In a lawsuit filed by Lindell's legal team against the members of the 6 January panel, House Speaker Nancy Pelosi and Verizon communication company, it argued that the MyPillow chief executive “had no involvement whatsoever” in the events of 6 January 2021, when Capitol Hill was overrun by a violent protest.
According to the document, Lindell's support for the election fraud theory stems from his "strongly held religious beliefs".
"Enforcement of the subpoena would violate the rights of Mr Lindell and of his sources to freedom of religion, speech, press, political expression, and to associate with others to advance their shared beliefs," the lawsuit reads, noting that these rights are guaranteed by the First Amendment to the US Constitution.

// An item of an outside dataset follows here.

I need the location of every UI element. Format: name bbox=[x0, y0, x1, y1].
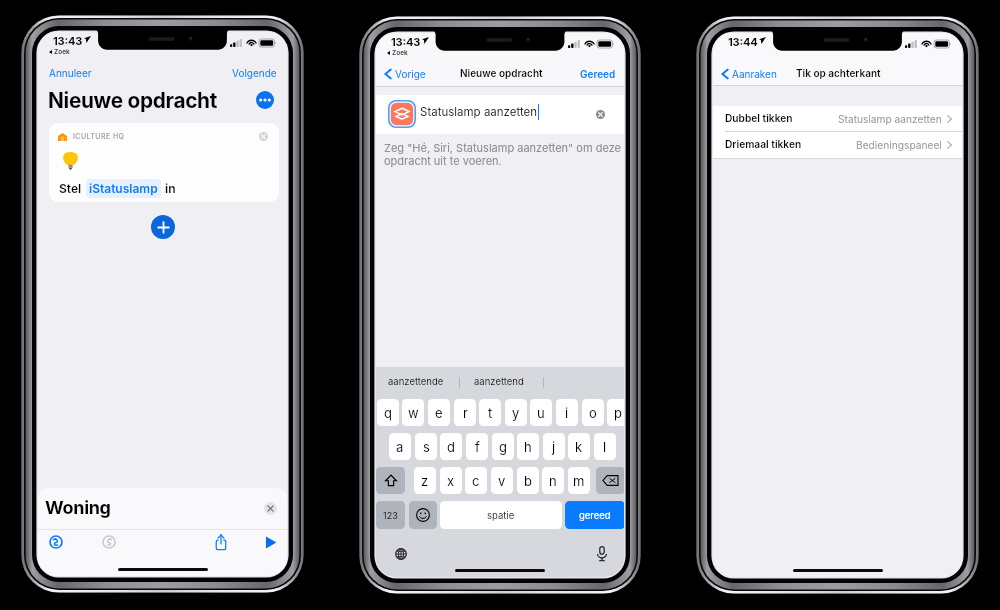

The panel had sought Lindell's records from 1 November 2020, right through to 31 January 2021.
Lindell, who is loud in his support of Trump, is among those who sided with the former president on the claims about the "election fraud" that allegedly snatched victory in the 2020 White House race from Trump.
The MyPillow boss made headlines earlier in January 2021, when he had been spotted outside Trump's White House with a handful of notes that reportedly suggested imposing "martial law if necessary" more than a week after the Capitol riot. In late January that year, Lindell was permanently suspended on Twitter for "repeated violations of our civic integrity policy".
As the House Select Committee's investigation into the Capitol riot continues, Lindell is not the only one whose records the panel wishes to obtain. The White House records of Donald Trump are also of interest to the committee, but the former president vehemently objects to requests he submit his records from the time of the Capitol riot, claiming that it is "unconstitutional" and politicised.